Although I can't remember (in Trials and Tribble-ations) if Dulmur and Lucsly were familiar with the existence of the Orb or how it worked...

Yes, they were. Sisko told them about the Orbs.

SISKO: Two weeks ago the Cardassian Government contacted me and wanted to return an Orb to the Bajorans.
DULMUR: Orb?
LUCSLY: They're devices of alien origin that are considered sacred objects by the Bajoran people.
SISKO: Each has a unique property, like the Orb of Prophecy, or the Orb of Wisdom. The one we received from the Cardassians was the Orb of Time, although we didn't know that at first.
http://www.chakoteya.net/DS9/503.htm (though that site is down at the moment and I got the quote from the Google cache)

I suppose it wouldn't be so bad if it was required to seek "permission" from the Prophets in order to use the Orb. But Darvin surely didn't do that.
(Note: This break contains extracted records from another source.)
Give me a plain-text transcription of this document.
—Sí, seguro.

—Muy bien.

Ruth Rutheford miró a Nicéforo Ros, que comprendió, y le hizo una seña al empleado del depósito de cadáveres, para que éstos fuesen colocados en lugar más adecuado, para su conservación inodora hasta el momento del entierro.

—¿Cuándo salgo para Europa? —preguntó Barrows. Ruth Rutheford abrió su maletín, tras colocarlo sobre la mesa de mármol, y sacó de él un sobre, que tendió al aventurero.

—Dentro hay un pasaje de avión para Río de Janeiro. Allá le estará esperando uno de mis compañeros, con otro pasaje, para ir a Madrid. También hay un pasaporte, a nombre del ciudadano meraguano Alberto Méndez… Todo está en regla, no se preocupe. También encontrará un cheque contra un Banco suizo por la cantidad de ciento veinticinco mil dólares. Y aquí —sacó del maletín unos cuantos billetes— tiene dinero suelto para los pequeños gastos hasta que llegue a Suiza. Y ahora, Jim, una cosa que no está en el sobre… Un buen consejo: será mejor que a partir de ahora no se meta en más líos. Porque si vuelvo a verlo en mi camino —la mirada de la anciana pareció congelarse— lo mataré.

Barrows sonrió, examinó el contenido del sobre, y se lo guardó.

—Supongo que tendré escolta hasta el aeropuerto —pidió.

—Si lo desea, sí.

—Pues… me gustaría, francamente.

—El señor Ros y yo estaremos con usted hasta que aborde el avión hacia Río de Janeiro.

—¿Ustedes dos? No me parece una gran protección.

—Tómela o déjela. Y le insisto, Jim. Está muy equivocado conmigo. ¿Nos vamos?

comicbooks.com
Not permission from the Prophets, permission from the Vedek Assembly. They're the ones who control access to the Orbs, and they're the ones that Sisko petitioned to get Kira access to the Orb of Time. Obviously that wasn't an issue in Darvin's case, because -- again -- the Orb was in transit aboard the Defiant at the time, not in Bajoran custody.
 
^ Gaining access to the orbs is one thing. Actually *using* them is another. That's what I meant. The Prophets control the Orbs, so surely they would have the final say in who gets to actually use one as opposed to opening the door of the orb thingy and nothing happens?
 
I assume the Prophets knew that Darvin had to make his attempt to kill Kirk as part of history, and the Defiant crew had to stop them.

Or the Prophets did it for the lols. Whichever.
 
If the DTI didn't know about the Orb of Time until Sisko told them, I can only assume they sent operatives to Bajor to check on it lickety-split.

And even if the Bajorans didn't turn over the Orb, I would hope that they'd at least understand why the DTI would want to monitor it, if not actually letting them actually establish a physical presence on Bajor (although once Bajor becomes a member of the Federation, then I guess they'd be required to let the DTI do exactly that).

Just had a thought: The Cardassians had possession of this very same Orb for awhile. Obviously *they* didn't figure out how to use it, otherwise Cardassia would rule the galaxy. So I suppose the Prophets did indeed allow Darvin to successfully use the Orb, as part of their own plan.
 
The Cardassians could have figured it out but created an alternate universe much like the last movie. To the Cardassians left in the present it would have appeared that they failed and eventually gave up on the Orb, convinced that it didn't work. Perhaps, somewhere (somewhen?), the Cardassians do rule the galaxy (and have peaceful relations with Bajor and have been destroyed and joined the Federation and....). It all depends on how many times they attempted to use the Orb and how many times they "failed". They might have succeeded beyond their wildest dreams, just not in this universe.